In search of smarter search technology, two ISD grad students and their advisor won second-place honors recently in one of the competition tracks of the annual Text REtrieval Conference (TREC).
Soo-Min Kim, Deepak Ravichandran and advisor Eduard Hovy pitted their systems for information retrieval and natural language processing against those of some 34 other competitors in the competition sponsored by the National Institute for Standards and Technology (NIST).
The challenge was to scan the text of news stories and identify sentences that either offered opinions or described events. The competitors were given 26 topics (such as abortion or drugs)and told to extract the target data from 50 newspaper articles in each topic.
Kim designed her program to read the texts on a given topic (e.g. “abortion”), read through each text sentence by sentence and output either Yes (= opinion-bearing) or No (not).
Ravichandran constructed his program to identify sentences that contained events relevant to a given topic. In this case, the topic was an earthquake in Afghanistan, and the program was set to read each sentence and identify whether it did or did not contain other events relevant to the event.

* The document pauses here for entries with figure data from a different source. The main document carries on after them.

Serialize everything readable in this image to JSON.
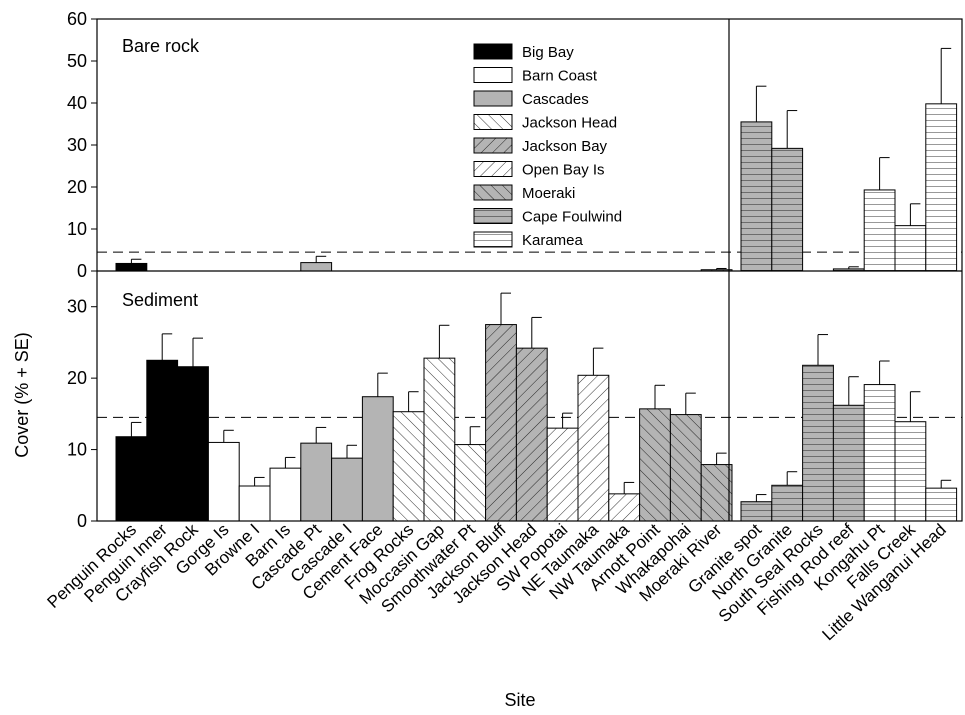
{
  "chart_data": {
    "type": "bar",
    "xlabel": "Site",
    "ylabel": "Cover (% + SE)",
    "panels": [
      {
        "label": "Bare rock",
        "ylim": [
          0,
          60
        ],
        "ticks": [
          0,
          10,
          20,
          30,
          40,
          50,
          60
        ],
        "reference_line": 4.5
      },
      {
        "label": "Sediment",
        "ylim": [
          0,
          35
        ],
        "ticks": [
          0,
          10,
          20,
          30
        ],
        "reference_line": 14.5
      }
    ],
    "legend": [
      {
        "name": "Big Bay",
        "pattern": "solid-black"
      },
      {
        "name": "Barn Coast",
        "pattern": "white"
      },
      {
        "name": "Cascades",
        "pattern": "gray"
      },
      {
        "name": "Jackson Head",
        "pattern": "diagonal-up"
      },
      {
        "name": "Jackson Bay",
        "pattern": "gray-diagonal-down"
      },
      {
        "name": "Open Bay Is",
        "pattern": "diagonal-down"
      },
      {
        "name": "Moeraki",
        "pattern": "gray-diagonal-up"
      },
      {
        "name": "Cape Foulwind",
        "pattern": "gray-horizontal"
      },
      {
        "name": "Karamea",
        "pattern": "horizontal"
      }
    ],
    "sites": [
      {
        "name": "Penguin Rocks",
        "region": "Big Bay",
        "bare": 1.8,
        "bare_se": 1.0,
        "sediment": 11.8,
        "sediment_se": 2.0
      },
      {
        "name": "Penguin Inner",
        "region": "Big Bay",
        "bare": 0,
        "bare_se": 0,
        "sediment": 22.5,
        "sediment_se": 3.7
      },
      {
        "name": "Crayfish Rock",
        "region": "Big Bay",
        "bare": 0,
        "bare_se": 0,
        "sediment": 21.6,
        "sediment_se": 4.0
      },
      {
        "name": "Gorge Is",
        "region": "Barn Coast",
        "bare": 0,
        "bare_se": 0,
        "sediment": 11.0,
        "sediment_se": 1.7
      },
      {
        "name": "Browne I",
        "region": "Barn Coast",
        "bare": 0,
        "bare_se": 0,
        "sediment": 4.9,
        "sediment_se": 1.2
      },
      {
        "name": "Barn Is",
        "region": "Barn Coast",
        "bare": 0,
        "bare_se": 0,
        "sediment": 7.4,
        "sediment_se": 1.5
      },
      {
        "name": "Cascade Pt",
        "region": "Cascades",
        "bare": 2.0,
        "bare_se": 1.5,
        "sediment": 10.9,
        "sediment_se": 2.2
      },
      {
        "name": "Cascade I",
        "region": "Cascades",
        "bare": 0,
        "bare_se": 0,
        "sediment": 8.8,
        "sediment_se": 1.8
      },
      {
        "name": "Cement Face",
        "region": "Cascades",
        "bare": 0,
        "bare_se": 0,
        "sediment": 17.4,
        "sediment_se": 3.3
      },
      {
        "name": "Frog Rocks",
        "region": "Jackson Head",
        "bare": 0,
        "bare_se": 0,
        "sediment": 15.3,
        "sediment_se": 2.8
      },
      {
        "name": "Moccasin Gap",
        "region": "Jackson Head",
        "bare": 0,
        "bare_se": 0,
        "sediment": 22.8,
        "sediment_se": 4.6
      },
      {
        "name": "Smoothwater Pt",
        "region": "Jackson Head",
        "bare": 0,
        "bare_se": 0,
        "sediment": 10.7,
        "sediment_se": 2.5
      },
      {
        "name": "Jackson Bluff",
        "region": "Jackson Bay",
        "bare": 0,
        "bare_se": 0,
        "sediment": 27.5,
        "sediment_se": 4.4
      },
      {
        "name": "Jackson Head",
        "region": "Jackson Bay",
        "bare": 0,
        "bare_se": 0,
        "sediment": 24.2,
        "sediment_se": 4.3
      },
      {
        "name": "SW Popotai",
        "region": "Open Bay Is",
        "bare": 0,
        "bare_se": 0,
        "sediment": 13.0,
        "sediment_se": 2.1
      },
      {
        "name": "NE Taumaka",
        "region": "Open Bay Is",
        "bare": 0,
        "bare_se": 0,
        "sediment": 20.4,
        "sediment_se": 3.8
      },
      {
        "name": "NW Taumaka",
        "region": "Open Bay Is",
        "bare": 0,
        "bare_se": 0,
        "sediment": 3.8,
        "sediment_se": 1.6
      },
      {
        "name": "Arnott Point",
        "region": "Moeraki",
        "bare": 0,
        "bare_se": 0,
        "sediment": 15.7,
        "sediment_se": 3.3
      },
      {
        "name": "Whakapohai",
        "region": "Moeraki",
        "bare": 0,
        "bare_se": 0,
        "sediment": 14.9,
        "sediment_se": 3.0
      },
      {
        "name": "Moeraki River",
        "region": "Moeraki",
        "bare": 0.3,
        "bare_se": 0.3,
        "sediment": 7.9,
        "sediment_se": 1.6
      },
      {
        "name": "Granite spot",
        "region": "Cape Foulwind",
        "bare": 35.5,
        "bare_se": 8.5,
        "sediment": 2.7,
        "sediment_se": 1.0
      },
      {
        "name": "North Granite",
        "region": "Cape Foulwind",
        "bare": 29.2,
        "bare_se": 9.0,
        "sediment": 5.0,
        "sediment_se": 1.9
      },
      {
        "name": "South Seal Rocks",
        "region": "Cape Foulwind",
        "bare": 0,
        "bare_se": 0,
        "sediment": 21.8,
        "sediment_se": 4.3
      },
      {
        "name": "Fishing Rod reef",
        "region": "Cape Foulwind",
        "bare": 0.5,
        "bare_se": 0.5,
        "sediment": 16.2,
        "sediment_se": 4.0
      },
      {
        "name": "Kongahu Pt",
        "region": "Karamea",
        "bare": 19.3,
        "bare_se": 7.7,
        "sediment": 19.1,
        "sediment_se": 3.3
      },
      {
        "name": "Falls Creek",
        "region": "Karamea",
        "bare": 10.8,
        "bare_se": 5.2,
        "sediment": 13.9,
        "sediment_se": 4.2
      },
      {
        "name": "Little Wanganui Head",
        "region": "Karamea",
        "bare": 39.8,
        "bare_se": 13.2,
        "sediment": 4.6,
        "sediment_se": 1.1
      }
    ]
  }
}
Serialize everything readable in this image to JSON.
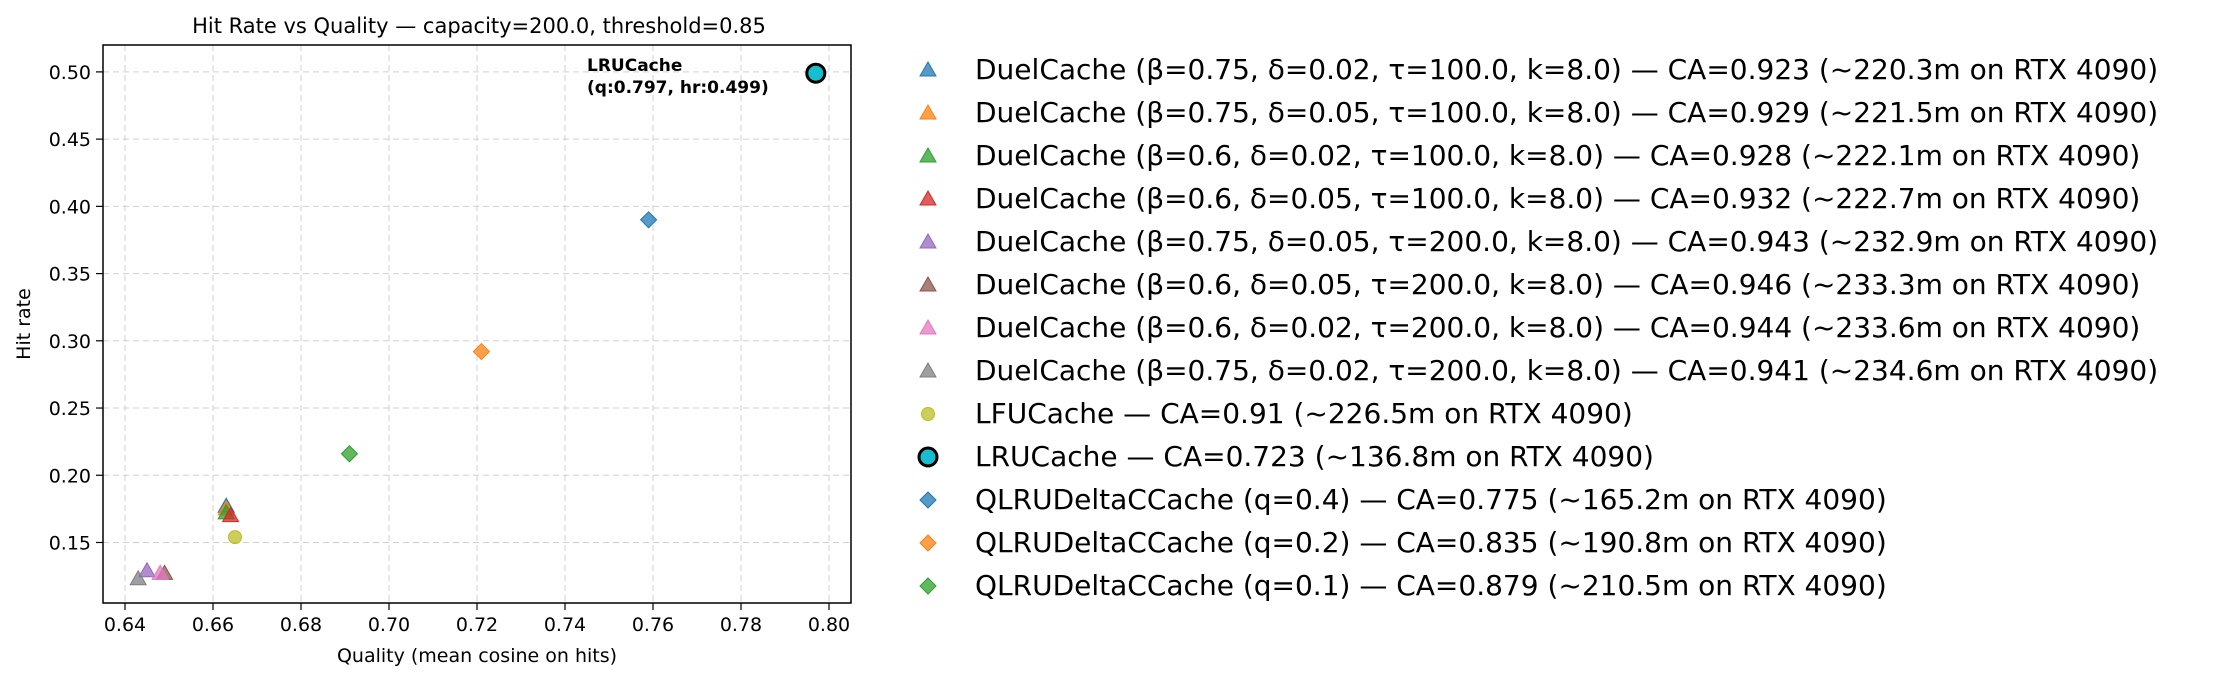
{
  "chart_data": {
    "type": "scatter",
    "title": "Hit Rate vs Quality — capacity=200.0, threshold=0.85",
    "xlabel": "Quality (mean cosine on hits)",
    "ylabel": "Hit rate",
    "xlim": [
      0.635,
      0.805
    ],
    "ylim": [
      0.105,
      0.52
    ],
    "xticks": [
      "0.64",
      "0.66",
      "0.68",
      "0.70",
      "0.72",
      "0.74",
      "0.76",
      "0.78",
      "0.80"
    ],
    "yticks": [
      "0.15",
      "0.20",
      "0.25",
      "0.30",
      "0.35",
      "0.40",
      "0.45",
      "0.50"
    ],
    "grid": true,
    "legend_position": "outside-right",
    "annotation": {
      "line1": "LRUCache",
      "line2": "(q:0.797, hr:0.499)"
    },
    "series": [
      {
        "name": "DuelCache (β=0.75, δ=0.02, τ=100.0, k=8.0) — CA=0.923 (~220.3m on RTX 4090)",
        "marker": "triangle",
        "color": "#1f77b4",
        "x": 0.663,
        "y": 0.177
      },
      {
        "name": "DuelCache (β=0.75, δ=0.05, τ=100.0, k=8.0) — CA=0.929 (~221.5m on RTX 4090)",
        "marker": "triangle",
        "color": "#ff7f0e",
        "x": 0.663,
        "y": 0.175
      },
      {
        "name": "DuelCache (β=0.6, δ=0.02, τ=100.0, k=8.0) — CA=0.928 (~222.1m on RTX 4090)",
        "marker": "triangle",
        "color": "#2ca02c",
        "x": 0.663,
        "y": 0.172
      },
      {
        "name": "DuelCache (β=0.6, δ=0.05, τ=100.0, k=8.0) — CA=0.932 (~222.7m on RTX 4090)",
        "marker": "triangle",
        "color": "#d62728",
        "x": 0.664,
        "y": 0.17
      },
      {
        "name": "DuelCache (β=0.75, δ=0.05, τ=200.0, k=8.0) — CA=0.943 (~232.9m on RTX 4090)",
        "marker": "triangle",
        "color": "#9467bd",
        "x": 0.645,
        "y": 0.129
      },
      {
        "name": "DuelCache (β=0.6, δ=0.05, τ=200.0, k=8.0) — CA=0.946 (~233.3m on RTX 4090)",
        "marker": "triangle",
        "color": "#8c564b",
        "x": 0.649,
        "y": 0.127
      },
      {
        "name": "DuelCache (β=0.6, δ=0.02, τ=200.0, k=8.0) — CA=0.944 (~233.6m on RTX 4090)",
        "marker": "triangle",
        "color": "#e377c2",
        "x": 0.648,
        "y": 0.127
      },
      {
        "name": "DuelCache (β=0.75, δ=0.02, τ=200.0, k=8.0) — CA=0.941 (~234.6m on RTX 4090)",
        "marker": "triangle",
        "color": "#7f7f7f",
        "x": 0.643,
        "y": 0.123
      },
      {
        "name": "LFUCache — CA=0.91 (~226.5m on RTX 4090)",
        "marker": "circle",
        "color": "#bcbd22",
        "x": 0.665,
        "y": 0.154
      },
      {
        "name": "LRUCache — CA=0.723 (~136.8m on RTX 4090)",
        "marker": "circle-big",
        "color": "#17becf",
        "x": 0.797,
        "y": 0.499
      },
      {
        "name": "QLRUDeltaCCache (q=0.4) — CA=0.775 (~165.2m on RTX 4090)",
        "marker": "diamond",
        "color": "#1f77b4",
        "x": 0.759,
        "y": 0.39
      },
      {
        "name": "QLRUDeltaCCache (q=0.2) — CA=0.835 (~190.8m on RTX 4090)",
        "marker": "diamond",
        "color": "#ff7f0e",
        "x": 0.721,
        "y": 0.292
      },
      {
        "name": "QLRUDeltaCCache (q=0.1) — CA=0.879 (~210.5m on RTX 4090)",
        "marker": "diamond",
        "color": "#2ca02c",
        "x": 0.691,
        "y": 0.216
      }
    ]
  }
}
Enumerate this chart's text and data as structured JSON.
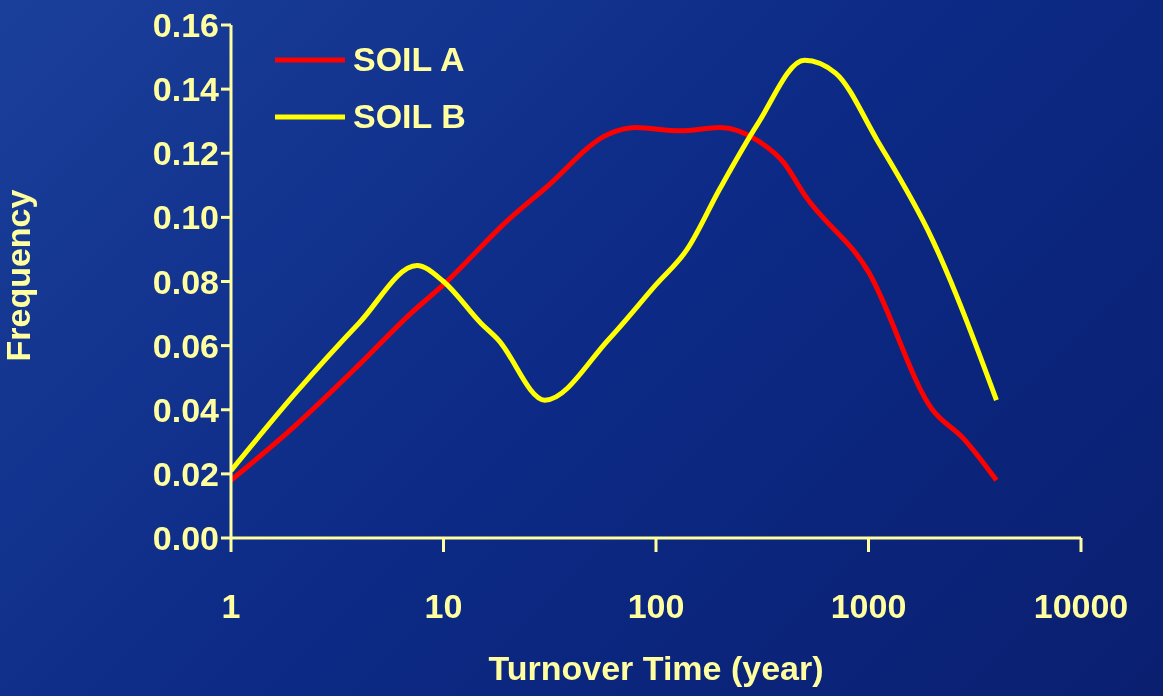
{
  "chart_data": {
    "type": "line",
    "xlabel": "Turnover Time (year)",
    "ylabel": "Frequency",
    "log": "x",
    "xlim": [
      1,
      10000
    ],
    "xticks": [
      1,
      10,
      100,
      1000,
      10000
    ],
    "ylim": [
      0,
      0.16
    ],
    "yticks": [
      {
        "value": 0,
        "label": "0.00"
      },
      {
        "value": 0.02,
        "label": "0.02"
      },
      {
        "value": 0.04,
        "label": "0.04"
      },
      {
        "value": 0.06,
        "label": "0.06"
      },
      {
        "value": 0.08,
        "label": "0.08"
      },
      {
        "value": 0.1,
        "label": "0.10"
      },
      {
        "value": 0.12,
        "label": "0.12"
      },
      {
        "value": 0.14,
        "label": "0.14"
      },
      {
        "value": 0.16,
        "label": "0.16"
      }
    ],
    "legend": "top left",
    "marker": "none",
    "line_style": "solid",
    "series": [
      {
        "name": "SOIL A",
        "color": "#ff0000",
        "x": [
          1,
          2,
          4,
          7,
          10,
          20,
          30,
          60,
          80,
          130,
          200,
          300,
          400,
          500,
          1000,
          2000,
          2800,
          4000
        ],
        "values": [
          0.018,
          0.035,
          0.054,
          0.07,
          0.079,
          0.099,
          0.109,
          0.126,
          0.128,
          0.127,
          0.128,
          0.124,
          0.117,
          0.107,
          0.083,
          0.04,
          0.031,
          0.018
        ]
      },
      {
        "name": "SOIL B",
        "color": "#ffff00",
        "x": [
          1,
          2,
          4,
          7.5,
          10,
          15,
          18,
          30,
          60,
          100,
          140,
          200,
          300,
          500,
          700,
          1100,
          2000,
          4000
        ],
        "values": [
          0.021,
          0.045,
          0.067,
          0.085,
          0.08,
          0.067,
          0.062,
          0.043,
          0.062,
          0.079,
          0.09,
          0.109,
          0.129,
          0.149,
          0.145,
          0.124,
          0.093,
          0.043
        ]
      }
    ]
  }
}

The output of the competitors’ programs was then scored on precision – should each Yes answer have been designated as such – and recall – how many of the full set of correct Yes answers were logged. These scores were then measured against a human-scored read of each text.
“In both cases, the technology will form part of future QA systems, which is the direction in which Web search engines are involving,” says Hovy.
If you ask Google today, ‘Who likes Al Qaeda?’ all you get is a list of documents about Al Qaeda – it has no idea about like or dislike or opinions in general,” he says. “Soo-Min’s system will help give you real answers.
Similarly, Deepak’s will help answer questions like ‘What happened after the earthquake?’ or ‘Tell me about Einstein’s life in Berne.’ The QA system needs to know what constitutes an event.”
Published on December 11th, 2003
Last updated on August 9th, 2021